Granted these secularly challenged businesses are tough to find any organic growth but these businesses are cash cows and capital allocation becomes so important and let the story as a stock work when you are acquiring businesses at ridiculously cheap multiples.
Now that the story has based and they got their operational footprint optimized this is when we are going to start seeing the operational leverage of the portfolio of businesses. Look no further then the SXP.TO model. Stock went from 1.00/share to 6.00/share in 3 years selling envelopes. Thinks about that…

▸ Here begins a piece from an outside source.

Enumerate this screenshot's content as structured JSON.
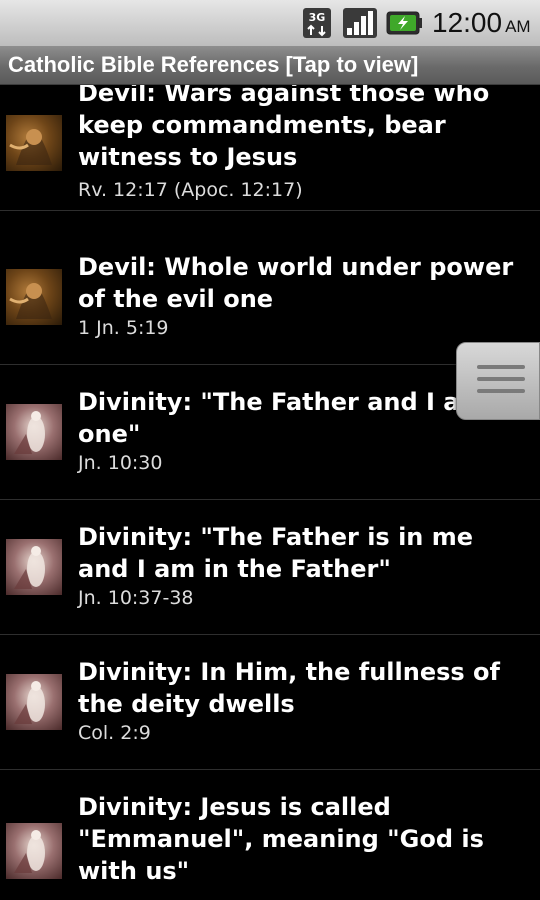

With insiders and vendors already owning more than 40% of the stock and buying another 150,000 of stock this Spring, clearly the business is turning and it was time for me to load up as well. Here’s How I see it.
Fundamentally
Generating 6.1M in operating cash flow in Q1 this business is not going anywhere. Just looking at the client list across the board in the Canadian market place they have one of the deepest and broadest client books out there. Its no secret, its all about growing the higher margin marketing side of the business. All about cross selling and up selling.

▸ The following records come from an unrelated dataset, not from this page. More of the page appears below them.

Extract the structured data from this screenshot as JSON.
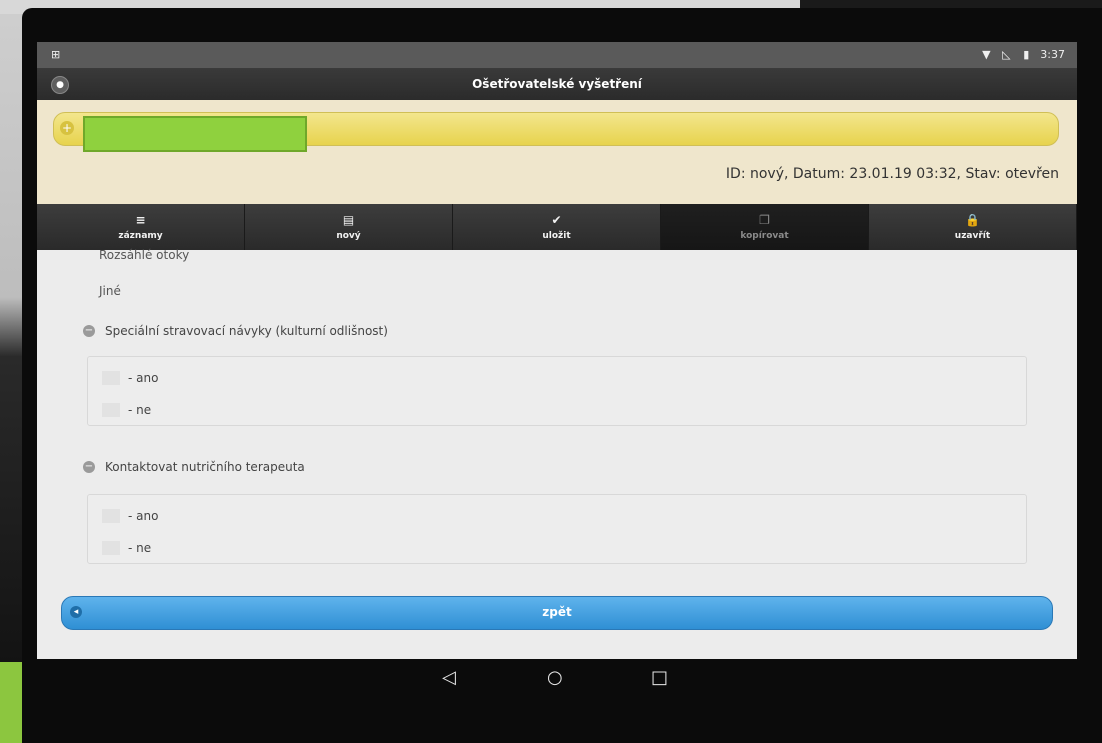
{
  "statusbar": {
    "time": "3:37"
  },
  "titlebar": {
    "title": "Ošetřovatelské vyšetření"
  },
  "header": {
    "record_info": "ID: nový, Datum: 23.01.19 03:32, Stav: otevřen"
  },
  "toolbar": [
    {
      "label": "záznamy",
      "icon": "list-icon"
    },
    {
      "label": "nový",
      "icon": "new-document-icon"
    },
    {
      "label": "uložit",
      "icon": "check-icon"
    },
    {
      "label": "kopírovat",
      "icon": "copy-icon"
    },
    {
      "label": "uzavřít",
      "icon": "lock-icon"
    }
  ],
  "content": {
    "partial_item": "Rozsáhlé otoky",
    "other_item": "Jiné",
    "sections": [
      {
        "title": "Speciální stravovací návyky (kulturní odlišnost)",
        "options": [
          "- ano",
          "- ne"
        ]
      },
      {
        "title": "Kontaktovat nutričního terapeuta",
        "options": [
          "- ano",
          "- ne"
        ]
      }
    ]
  },
  "footer": {
    "back_label": "zpět"
  }
}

Personally, I think they could be sand bagging with the low end of the EBITDA guide a touch especially after their latest acquisition in May.
Technically
I like it right here, has came back right to previous breakout point and has bounced off 100DMA the last 2 days. Looking at OBV is still sitting at YTD highs so all the selling from the 1.80-2.00/share level has just bee and liquidity pocket.
I cant help but look back to the fall of 2016 and that massive gap down in the chart from 4.20/share down to 2.70/share. Going into that Q3 Earnings print they had generated 7.9M in EBITDA in 1H of 2016 vs 2018 1H they are going to generate 11M+. This equates to 40% EBITDA growth yet stock price is down 60%. Even with the equity issue the stock price is depressed. GAPS GET FILLED….
On Valuation
Using that 25M in EBITDA figure on a EV/EBITDA basis looks cheap to me at 4x EV/EBITDA right here. But with the debt level around 2.5x Net Debt/EBITDA the balance sheet is not even that stretched.
On a Cashflow basis the name looks even cheap with only 2.5M in CapEx needs for 2018.
The leverage to the upside comes from the cash generation of the business and as the debt gets paid down and they continue to consolidate businesses more of the value will continue to shift to the equity holders and you have room for a multi bagger even without any significant organic growth.
The Core Business has turned now time for sentiment to follow.